After a failure, the shim would send packets with replaced values
source locator A2
destination locator B2
flow label F3
and the receiver would use this to find the context state, so that the packet is passes to the ULP has <A1, A2, F1>.

Well, it could even be before failure, so long as it's on a different path.

I agree though.

I don't think it makes sense switching from F1 to a different locator for the "main" path as you parenthetically suggest, though.

Fair enough. The main value of retaining the flow label F1 though, is for applications which are interested in flow identification.

In the distant future, if someone returns to a path they've not visited
there's not going to be any retained state in the routers.

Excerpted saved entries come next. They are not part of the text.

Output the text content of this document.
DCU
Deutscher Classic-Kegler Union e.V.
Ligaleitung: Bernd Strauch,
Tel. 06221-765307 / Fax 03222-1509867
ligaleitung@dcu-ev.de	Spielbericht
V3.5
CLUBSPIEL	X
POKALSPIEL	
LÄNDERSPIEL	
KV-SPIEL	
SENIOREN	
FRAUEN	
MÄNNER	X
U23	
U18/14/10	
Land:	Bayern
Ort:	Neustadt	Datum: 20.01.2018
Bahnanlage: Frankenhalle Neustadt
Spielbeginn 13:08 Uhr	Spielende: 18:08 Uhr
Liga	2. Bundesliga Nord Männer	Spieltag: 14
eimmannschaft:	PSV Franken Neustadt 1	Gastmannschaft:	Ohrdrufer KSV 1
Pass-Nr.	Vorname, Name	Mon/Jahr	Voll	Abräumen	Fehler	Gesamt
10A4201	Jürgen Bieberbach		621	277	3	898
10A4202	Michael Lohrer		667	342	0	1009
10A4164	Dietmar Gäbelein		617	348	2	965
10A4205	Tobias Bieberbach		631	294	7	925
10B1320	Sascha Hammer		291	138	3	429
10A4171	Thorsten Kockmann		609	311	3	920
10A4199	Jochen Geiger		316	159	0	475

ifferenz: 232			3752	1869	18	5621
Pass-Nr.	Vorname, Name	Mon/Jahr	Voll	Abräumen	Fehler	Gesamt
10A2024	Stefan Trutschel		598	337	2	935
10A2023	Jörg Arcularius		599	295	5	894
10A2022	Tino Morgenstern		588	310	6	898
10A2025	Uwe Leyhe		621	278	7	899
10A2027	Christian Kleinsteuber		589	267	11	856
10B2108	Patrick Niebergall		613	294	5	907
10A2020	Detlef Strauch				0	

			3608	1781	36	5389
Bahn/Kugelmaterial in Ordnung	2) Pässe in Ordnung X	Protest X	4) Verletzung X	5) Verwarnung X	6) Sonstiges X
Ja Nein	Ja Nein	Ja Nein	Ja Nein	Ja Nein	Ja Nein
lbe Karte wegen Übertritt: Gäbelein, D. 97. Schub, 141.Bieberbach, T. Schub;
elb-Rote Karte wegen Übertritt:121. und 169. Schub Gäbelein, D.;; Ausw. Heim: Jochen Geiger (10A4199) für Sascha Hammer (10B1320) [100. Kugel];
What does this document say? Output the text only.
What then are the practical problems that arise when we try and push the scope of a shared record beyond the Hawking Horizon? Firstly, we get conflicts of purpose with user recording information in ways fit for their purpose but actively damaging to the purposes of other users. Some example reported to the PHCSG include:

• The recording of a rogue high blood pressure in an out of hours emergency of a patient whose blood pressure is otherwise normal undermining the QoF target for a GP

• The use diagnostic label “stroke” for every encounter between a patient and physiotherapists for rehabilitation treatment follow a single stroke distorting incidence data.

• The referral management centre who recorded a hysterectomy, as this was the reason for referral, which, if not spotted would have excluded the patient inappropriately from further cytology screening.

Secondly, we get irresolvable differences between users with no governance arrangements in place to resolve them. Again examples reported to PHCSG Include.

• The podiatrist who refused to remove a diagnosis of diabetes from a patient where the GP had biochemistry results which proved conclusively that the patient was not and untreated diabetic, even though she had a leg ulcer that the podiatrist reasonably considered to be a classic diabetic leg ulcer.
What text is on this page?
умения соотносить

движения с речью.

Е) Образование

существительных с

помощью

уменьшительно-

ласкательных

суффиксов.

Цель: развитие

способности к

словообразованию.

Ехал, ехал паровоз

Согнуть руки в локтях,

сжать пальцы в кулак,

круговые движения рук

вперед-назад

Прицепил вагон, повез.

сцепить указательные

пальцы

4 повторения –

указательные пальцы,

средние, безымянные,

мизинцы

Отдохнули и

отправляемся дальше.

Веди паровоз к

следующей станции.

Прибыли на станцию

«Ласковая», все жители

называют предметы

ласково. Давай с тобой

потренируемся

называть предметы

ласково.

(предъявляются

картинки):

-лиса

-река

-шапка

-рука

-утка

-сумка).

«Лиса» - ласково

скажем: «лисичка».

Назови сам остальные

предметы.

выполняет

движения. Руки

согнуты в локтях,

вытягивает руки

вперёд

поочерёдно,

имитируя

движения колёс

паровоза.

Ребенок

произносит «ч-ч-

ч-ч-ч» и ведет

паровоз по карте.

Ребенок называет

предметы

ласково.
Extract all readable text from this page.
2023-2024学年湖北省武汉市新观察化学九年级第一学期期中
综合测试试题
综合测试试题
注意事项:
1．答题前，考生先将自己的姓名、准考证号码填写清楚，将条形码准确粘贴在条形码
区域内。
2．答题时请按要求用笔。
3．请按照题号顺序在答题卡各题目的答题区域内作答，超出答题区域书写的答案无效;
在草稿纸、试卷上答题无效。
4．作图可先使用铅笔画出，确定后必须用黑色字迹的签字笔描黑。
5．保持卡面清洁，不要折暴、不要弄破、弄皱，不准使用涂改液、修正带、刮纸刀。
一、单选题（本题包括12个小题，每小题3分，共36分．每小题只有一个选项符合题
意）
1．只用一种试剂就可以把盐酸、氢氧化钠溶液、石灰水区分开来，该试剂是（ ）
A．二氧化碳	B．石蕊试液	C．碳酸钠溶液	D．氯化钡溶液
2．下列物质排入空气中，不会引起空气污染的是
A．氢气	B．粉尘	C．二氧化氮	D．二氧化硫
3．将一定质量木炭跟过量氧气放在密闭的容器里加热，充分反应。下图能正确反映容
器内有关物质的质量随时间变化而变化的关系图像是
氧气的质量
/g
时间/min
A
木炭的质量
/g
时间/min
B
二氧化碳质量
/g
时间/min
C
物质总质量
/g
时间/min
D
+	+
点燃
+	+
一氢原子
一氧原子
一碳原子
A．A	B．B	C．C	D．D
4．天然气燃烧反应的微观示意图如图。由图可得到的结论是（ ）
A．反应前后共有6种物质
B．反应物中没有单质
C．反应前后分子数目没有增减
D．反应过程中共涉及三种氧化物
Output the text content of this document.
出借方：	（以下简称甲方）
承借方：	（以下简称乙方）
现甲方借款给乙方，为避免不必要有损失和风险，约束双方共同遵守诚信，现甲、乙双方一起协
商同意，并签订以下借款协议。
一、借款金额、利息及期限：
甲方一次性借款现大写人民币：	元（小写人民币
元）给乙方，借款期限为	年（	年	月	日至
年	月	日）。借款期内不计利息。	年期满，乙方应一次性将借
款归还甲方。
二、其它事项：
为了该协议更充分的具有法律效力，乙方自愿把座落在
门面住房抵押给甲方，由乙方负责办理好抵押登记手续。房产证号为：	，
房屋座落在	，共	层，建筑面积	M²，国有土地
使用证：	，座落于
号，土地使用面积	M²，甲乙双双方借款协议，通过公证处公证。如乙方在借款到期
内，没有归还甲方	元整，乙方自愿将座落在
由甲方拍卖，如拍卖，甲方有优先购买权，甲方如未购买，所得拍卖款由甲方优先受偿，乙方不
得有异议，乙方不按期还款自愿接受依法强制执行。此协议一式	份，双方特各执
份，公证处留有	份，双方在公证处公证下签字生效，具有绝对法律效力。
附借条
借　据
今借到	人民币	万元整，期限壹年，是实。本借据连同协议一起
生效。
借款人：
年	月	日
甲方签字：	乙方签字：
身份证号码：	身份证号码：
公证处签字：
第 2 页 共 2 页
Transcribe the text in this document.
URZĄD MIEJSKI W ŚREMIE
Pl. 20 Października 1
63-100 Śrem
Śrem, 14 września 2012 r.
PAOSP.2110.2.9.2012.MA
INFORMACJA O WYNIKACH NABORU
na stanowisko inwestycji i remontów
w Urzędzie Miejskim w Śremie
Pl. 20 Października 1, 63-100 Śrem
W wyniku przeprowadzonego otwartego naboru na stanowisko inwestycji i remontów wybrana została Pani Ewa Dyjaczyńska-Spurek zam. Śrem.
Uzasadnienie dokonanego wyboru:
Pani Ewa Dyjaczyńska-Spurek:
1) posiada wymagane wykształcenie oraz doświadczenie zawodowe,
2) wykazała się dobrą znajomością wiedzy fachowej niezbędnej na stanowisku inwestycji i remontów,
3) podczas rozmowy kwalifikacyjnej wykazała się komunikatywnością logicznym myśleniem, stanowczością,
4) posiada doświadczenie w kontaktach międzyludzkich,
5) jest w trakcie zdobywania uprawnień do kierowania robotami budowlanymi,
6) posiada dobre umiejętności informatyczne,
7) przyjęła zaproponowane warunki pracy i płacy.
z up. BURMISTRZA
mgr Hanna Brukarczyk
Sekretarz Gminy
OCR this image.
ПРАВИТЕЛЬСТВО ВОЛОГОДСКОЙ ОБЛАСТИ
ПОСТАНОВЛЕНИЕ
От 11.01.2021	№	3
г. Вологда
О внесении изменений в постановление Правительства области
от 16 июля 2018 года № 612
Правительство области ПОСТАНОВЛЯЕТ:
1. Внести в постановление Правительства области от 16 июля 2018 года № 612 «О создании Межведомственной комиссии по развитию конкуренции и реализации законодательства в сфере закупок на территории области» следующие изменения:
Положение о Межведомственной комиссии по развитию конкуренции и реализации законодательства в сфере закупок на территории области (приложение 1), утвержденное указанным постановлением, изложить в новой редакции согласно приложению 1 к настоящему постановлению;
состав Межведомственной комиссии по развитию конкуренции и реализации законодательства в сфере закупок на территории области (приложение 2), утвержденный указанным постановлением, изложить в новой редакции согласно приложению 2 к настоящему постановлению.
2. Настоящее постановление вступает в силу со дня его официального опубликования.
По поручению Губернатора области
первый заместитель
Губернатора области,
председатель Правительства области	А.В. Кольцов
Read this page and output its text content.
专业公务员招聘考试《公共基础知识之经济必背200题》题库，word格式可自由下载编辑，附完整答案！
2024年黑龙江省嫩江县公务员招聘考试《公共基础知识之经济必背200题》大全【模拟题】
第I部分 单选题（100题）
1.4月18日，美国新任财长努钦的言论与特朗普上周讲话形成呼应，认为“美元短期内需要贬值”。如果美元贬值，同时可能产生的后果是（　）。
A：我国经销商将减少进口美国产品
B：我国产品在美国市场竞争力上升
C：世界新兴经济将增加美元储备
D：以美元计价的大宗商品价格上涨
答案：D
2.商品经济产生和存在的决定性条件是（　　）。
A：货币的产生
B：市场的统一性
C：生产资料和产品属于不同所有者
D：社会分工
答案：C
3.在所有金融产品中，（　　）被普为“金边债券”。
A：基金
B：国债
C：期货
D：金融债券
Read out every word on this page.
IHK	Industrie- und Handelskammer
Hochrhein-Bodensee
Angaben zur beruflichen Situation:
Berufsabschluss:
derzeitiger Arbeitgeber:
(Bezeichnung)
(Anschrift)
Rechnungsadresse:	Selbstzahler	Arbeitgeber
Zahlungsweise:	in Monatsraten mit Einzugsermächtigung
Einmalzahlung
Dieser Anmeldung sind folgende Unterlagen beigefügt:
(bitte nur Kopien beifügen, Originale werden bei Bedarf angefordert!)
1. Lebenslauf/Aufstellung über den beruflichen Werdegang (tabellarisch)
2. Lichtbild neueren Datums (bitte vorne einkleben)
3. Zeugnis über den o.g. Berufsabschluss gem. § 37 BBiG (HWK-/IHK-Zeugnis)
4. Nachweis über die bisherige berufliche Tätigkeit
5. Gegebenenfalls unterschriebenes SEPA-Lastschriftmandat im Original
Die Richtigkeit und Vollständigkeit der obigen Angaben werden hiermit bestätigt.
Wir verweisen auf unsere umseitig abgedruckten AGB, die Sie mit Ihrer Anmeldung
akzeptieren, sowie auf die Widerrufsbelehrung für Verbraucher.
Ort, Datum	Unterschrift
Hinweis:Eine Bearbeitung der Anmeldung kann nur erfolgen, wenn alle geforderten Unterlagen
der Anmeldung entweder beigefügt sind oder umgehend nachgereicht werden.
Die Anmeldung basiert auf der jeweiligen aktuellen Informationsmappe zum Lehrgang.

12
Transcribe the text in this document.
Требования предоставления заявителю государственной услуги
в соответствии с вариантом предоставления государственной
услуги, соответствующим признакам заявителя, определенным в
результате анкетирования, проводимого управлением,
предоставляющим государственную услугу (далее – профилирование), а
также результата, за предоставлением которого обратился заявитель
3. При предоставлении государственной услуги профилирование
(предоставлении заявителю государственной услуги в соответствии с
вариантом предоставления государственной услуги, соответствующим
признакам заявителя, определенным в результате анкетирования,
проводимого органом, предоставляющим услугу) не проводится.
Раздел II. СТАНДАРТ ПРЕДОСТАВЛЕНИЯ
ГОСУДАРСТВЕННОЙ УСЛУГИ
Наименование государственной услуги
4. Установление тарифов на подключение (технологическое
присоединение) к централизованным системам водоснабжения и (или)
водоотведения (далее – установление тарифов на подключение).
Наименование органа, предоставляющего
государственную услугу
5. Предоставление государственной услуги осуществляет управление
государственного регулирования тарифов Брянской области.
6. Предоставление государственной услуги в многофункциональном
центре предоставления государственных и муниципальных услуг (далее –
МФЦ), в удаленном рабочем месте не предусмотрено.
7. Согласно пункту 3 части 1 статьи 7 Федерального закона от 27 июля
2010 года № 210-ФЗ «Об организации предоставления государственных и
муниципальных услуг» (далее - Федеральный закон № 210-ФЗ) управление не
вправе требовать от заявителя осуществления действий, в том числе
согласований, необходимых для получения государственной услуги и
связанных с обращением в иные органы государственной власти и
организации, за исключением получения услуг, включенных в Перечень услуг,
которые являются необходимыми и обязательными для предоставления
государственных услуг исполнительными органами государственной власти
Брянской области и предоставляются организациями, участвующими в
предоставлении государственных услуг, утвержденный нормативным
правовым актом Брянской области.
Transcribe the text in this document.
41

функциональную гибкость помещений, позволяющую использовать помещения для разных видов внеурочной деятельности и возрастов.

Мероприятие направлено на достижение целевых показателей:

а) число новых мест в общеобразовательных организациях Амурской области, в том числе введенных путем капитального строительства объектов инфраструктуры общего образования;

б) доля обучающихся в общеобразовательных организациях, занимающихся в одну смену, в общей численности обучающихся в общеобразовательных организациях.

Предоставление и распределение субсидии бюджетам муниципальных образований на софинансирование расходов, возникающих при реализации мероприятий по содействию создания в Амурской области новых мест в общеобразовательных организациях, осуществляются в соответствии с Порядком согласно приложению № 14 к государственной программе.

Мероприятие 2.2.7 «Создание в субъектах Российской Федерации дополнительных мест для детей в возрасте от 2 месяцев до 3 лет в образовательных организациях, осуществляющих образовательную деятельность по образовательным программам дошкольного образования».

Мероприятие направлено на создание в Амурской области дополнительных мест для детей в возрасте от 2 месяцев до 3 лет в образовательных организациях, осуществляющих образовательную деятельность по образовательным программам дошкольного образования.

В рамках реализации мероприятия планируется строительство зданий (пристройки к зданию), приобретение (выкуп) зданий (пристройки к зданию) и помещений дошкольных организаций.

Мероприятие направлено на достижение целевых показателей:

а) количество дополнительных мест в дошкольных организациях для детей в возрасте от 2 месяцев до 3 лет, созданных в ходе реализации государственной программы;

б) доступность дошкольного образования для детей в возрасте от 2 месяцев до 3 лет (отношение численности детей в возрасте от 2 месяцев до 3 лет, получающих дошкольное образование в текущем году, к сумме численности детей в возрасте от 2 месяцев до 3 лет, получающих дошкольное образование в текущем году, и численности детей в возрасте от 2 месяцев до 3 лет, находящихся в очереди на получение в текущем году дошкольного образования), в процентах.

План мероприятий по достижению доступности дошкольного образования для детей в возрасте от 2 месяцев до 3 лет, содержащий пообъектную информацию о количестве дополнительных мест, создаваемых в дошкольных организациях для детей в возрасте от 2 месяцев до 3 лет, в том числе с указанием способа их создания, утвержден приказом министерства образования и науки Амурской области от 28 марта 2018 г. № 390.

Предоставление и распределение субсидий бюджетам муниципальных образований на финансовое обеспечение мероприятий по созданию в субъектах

It doesn't seriously harm things to retain the flow label for that
pair of <source,dest,flow> triples.

The benefits of this hybrid is that the flow label that is used to identify the shim state can be receiver allocated, which means that the receiver can easily ensure that the flow label uniquely identifies its context state (for all its current and future locators). Thus the receiver might only need to lookup <destination locator, flow label> to find the context state.
It might even be possible for the receiver to reuse flow labels for different senders, because the context state setup can exchange the unique ids that Iljitsch suggested recently. (But in such a case, the receiver needs to use the source in the lookup.)

I was talking with Marcelo on this before, and he seemed less interested in non-unique labels (comments Marcelo?). I think was largely an issue if the label could be moved to a new source address before signaling started.

The only difference between this and using the same flow label for the communication before and after the locator switch, is a slight change for explicit flow signaling protocols. In either case, initially the signaling protocol setups flow state for <A1, B1, F1> (and <B1, A1, F2> for the reverse path).
If we use the same flow label, then after a locator switch, the signaling protocol needs to signal <A2, B2, F1>.
If we use a different (receiver allocated label), it needs to signal <A2, B2, F3> instead.
Doesn't seem like a big difference to me.

The main thing I guess is that it doesn't break any existing flows while the flow remains on the original path.